U.S. and Microsoft Strike Major Blow to Russian Cyber Fraud Seizing 107 Domains in Global Crackdown
In a major crackdown against cyber fraud, Microsoft and the U.S. Department of Justice (DoJ) recently announced the seizure of 107 internet domains used by Russian state-sponsored cybercriminals. This effort is part of an ongoing battle to curb cyberattacks, particularly those linked to sensitive information theft and the abuse of digital trust.
Table of Contents
The Russian Connection: Targeting Americans’ Data
These domains, run by cyber threat actors tied to the Russian government, were primarily used to facilitate computer fraud and abuse. The group's goal? To steal Americans' sensitive information by luring victims into disclosing login credentials via fake but convincing email accounts. Deputy Attorney General Lisa Monaco stated, “The Russian government ran this scheme to steal Americans' sensitive information, using seemingly legitimate email accounts to trick victims into revealing account credentials.”
The culprits behind these cyberattacks are attributed to a group known as COLDRIVER. While the name may not immediately ring a bell, the group is notorious under a variety of aliases: Blue Callisto, BlueCharlie, Dancing Salome, Gossamer Bear, Star Blizzard, and more. COLDRIVER, also referred to as TAG-53 and UNC4057, is reportedly an operational unit under Russia's Federal Security Service (FSB), active since at least 2012.

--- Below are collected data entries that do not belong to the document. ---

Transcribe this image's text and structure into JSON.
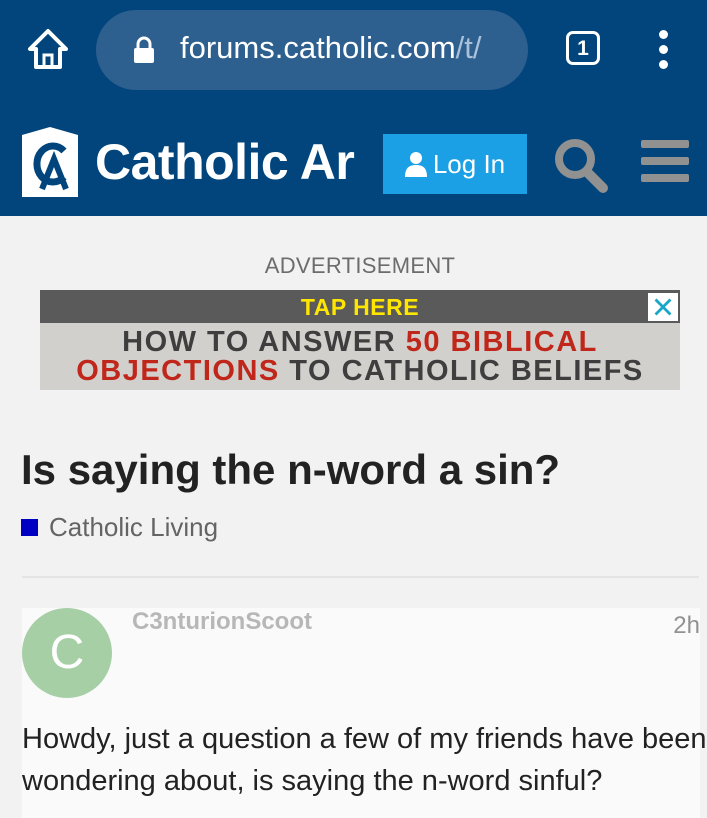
{
  "browser": {
    "url_host": "forums.catholic.com",
    "url_path": "/t/",
    "tab_count": "1",
    "colors": {
      "toolbar": "#02457c",
      "url_pill": "#2d5f8f"
    }
  },
  "header": {
    "logo_text": "Catholic Ar",
    "login_label": "Log In",
    "colors": {
      "background": "#02457c",
      "login_button": "#1ba0e6"
    }
  },
  "ad": {
    "label": "ADVERTISEMENT",
    "tap": "TAP HERE",
    "line1_pre": "HOW TO ANSWER ",
    "line1_red": "50 BIBLICAL",
    "line2_red": "OBJECTIONS",
    "line2_post": " TO CATHOLIC BELIEFS"
  },
  "topic": {
    "title": "Is saying the n-word a sin?",
    "category": "Catholic Living",
    "category_color": "#0000c2"
  },
  "post": {
    "avatar_letter": "C",
    "avatar_color": "#a6cfa5",
    "username": "C3nturionScoot",
    "time": "2h",
    "body": "Howdy, just a question a few of my friends have been wondering about, is saying the n-word sinful?"
  }
}
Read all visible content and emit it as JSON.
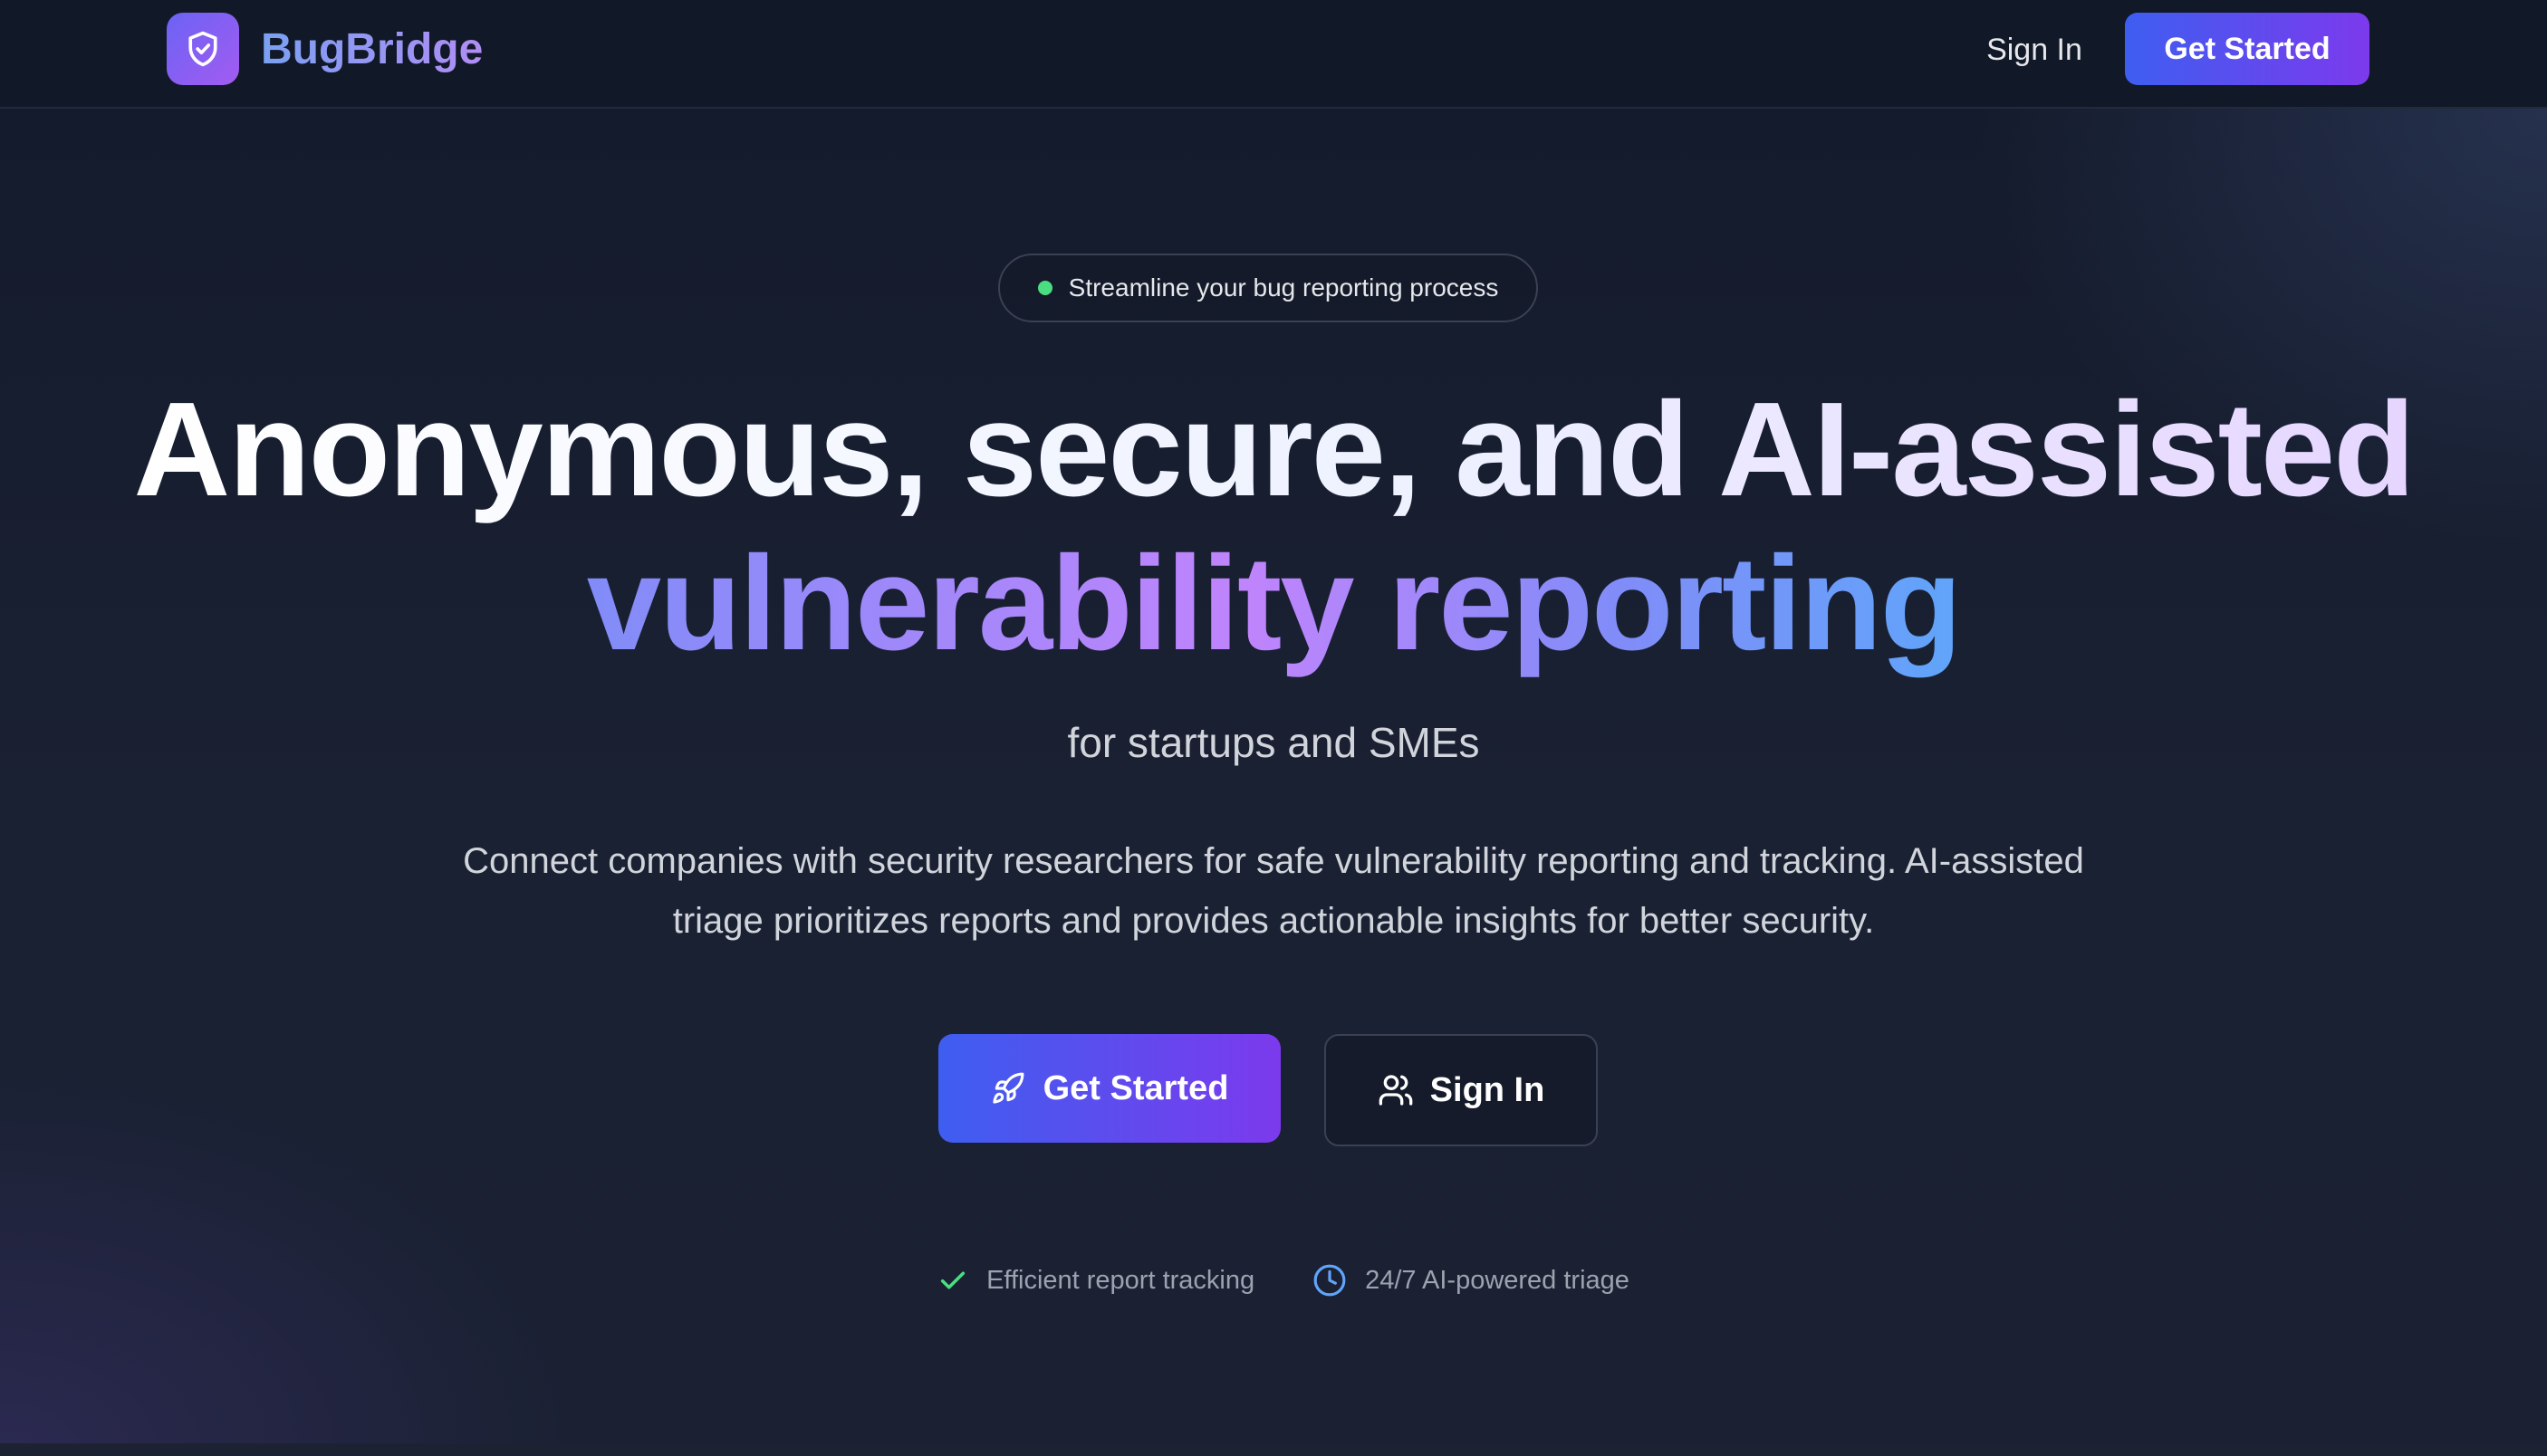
{
  "nav": {
    "brand": "BugBridge",
    "sign_in": "Sign In",
    "get_started": "Get Started"
  },
  "hero": {
    "badge": "Streamline your bug reporting process",
    "headline_line1": "Anonymous, secure, and AI-assisted",
    "headline_line2": "vulnerability reporting",
    "subheadline": "for startups and SMEs",
    "description": "Connect companies with security researchers for safe vulnerability reporting and tracking. AI-assisted triage prioritizes reports and provides actionable insights for better security.",
    "cta_primary": "Get Started",
    "cta_secondary": "Sign In"
  },
  "features": [
    {
      "icon": "check-icon",
      "label": "Efficient report tracking"
    },
    {
      "icon": "clock-icon",
      "label": "24/7 AI-powered triage"
    }
  ],
  "colors": {
    "accent_start": "#3e5ef0",
    "accent_end": "#7c3aed",
    "status_green": "#4ade80",
    "clock_blue": "#60a5fa",
    "background": "#161b2b"
  }
}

Sanctions and the Growing Pressure on COLDRIVER
In recent years, law enforcement efforts have ramped up against the group. In December 2023, the U.K. and U.S. governments imposed sanctions on two of COLDRIVER’s prominent members: Aleksandrovich Peretyatko and Andrey Stanislavovich Korinets. These individuals were singled out for their roles in harvesting credentials and launching spear-phishing campaigns—highly targeted efforts aimed at infiltrating the systems of U.S. government officials, military personnel, and civil society organizations. Further sanctions came from the European Council in June 2024, continuing the international pressure on the group.
The Domains - A Gateway to Cyber Intrusions
Among the 107 domains seized, 41 were primarily used by the attackers to execute spear-phishing campaigns against the U.S. government. These campaigns targeted high-level email accounts with the aim of stealing credentials and accessing valuable, often classified, information. This tactic is a key part of COLDRIVER’s operational playbook, blending stealth and social engineering to trick users into compromising sensitive systems.
The DoJ noted that the threat actors violated multiple computer access laws, including unauthorized access to government systems and protected computers. These malicious actions caused significant damage, underlining the persistent and evolving nature of modern cybercrime.
Microsoft’s Civil Action in Tackling COLDRIVER’s Network
Parallel to the domain seizures, Microsoft took legal steps to neutralize 66 additional internet domains associated with COLDRIVER. These domains were used to target over 30 civil society entities and organizations between January 2023 and August 2024, primarily focusing on NGOs and think tanks that support government employees, military personnel, and intelligence officials. The group’s operations spanned across NATO countries like the U.K. and the U.S., with a particular interest in organizations providing support to Ukraine—a clear indicator of Russia's geopolitical goals.
Steven Masada, assistant general counsel at Microsoft’s Digital Crimes Unit (DCU), highlighted the severity of these campaigns. "Star Blizzard's operations are relentless, exploiting the trust, privacy, and familiarity of everyday digital interactions," he remarked. He emphasized that the group has been particularly aggressive in targeting former intelligence officials, experts on Russian affairs, and even Russian citizens residing in the U.S.
COLDRIVER’s Relentless Pursuit of Data
Since January 2023, Microsoft identified 82 customers who have been targeted by COLDRIVER, a reflection of the group’s persistence. "Their frequency underscores the group's diligence in identifying high-value targets, crafting personalized phishing emails, and developing the necessary infrastructure for credential theft," Masada added. This relentless pursuit demonstrates that the group is constantly refining its methods to stay ahead of defensive measures.
Victims, often unaware of the malicious intent behind these phishing emails, unknowingly engage with these fraudulent messages. As a result, their credentials are compromised, giving cybercriminals access to sensitive data and high-value networks.
A Step Forward in the Fight Against Cybercrime
The joint efforts of Microsoft and the U.S. government in seizing these domains mark a critical victory in the ongoing war against state-sponsored cyberattacks. While this crackdown disrupts COLDRIVER’s operations for now, the group’s history suggests that they will continue to evolve, making it crucial for governments, organizations, and individuals to remain vigilant.
The seizure of these domains is just one step in a broader effort to protect sensitive information, secure digital trust, and hold cybercriminals accountable. As cyber threats continue to evolve, the importance of robust security measures and coordinated global responses cannot be overstated.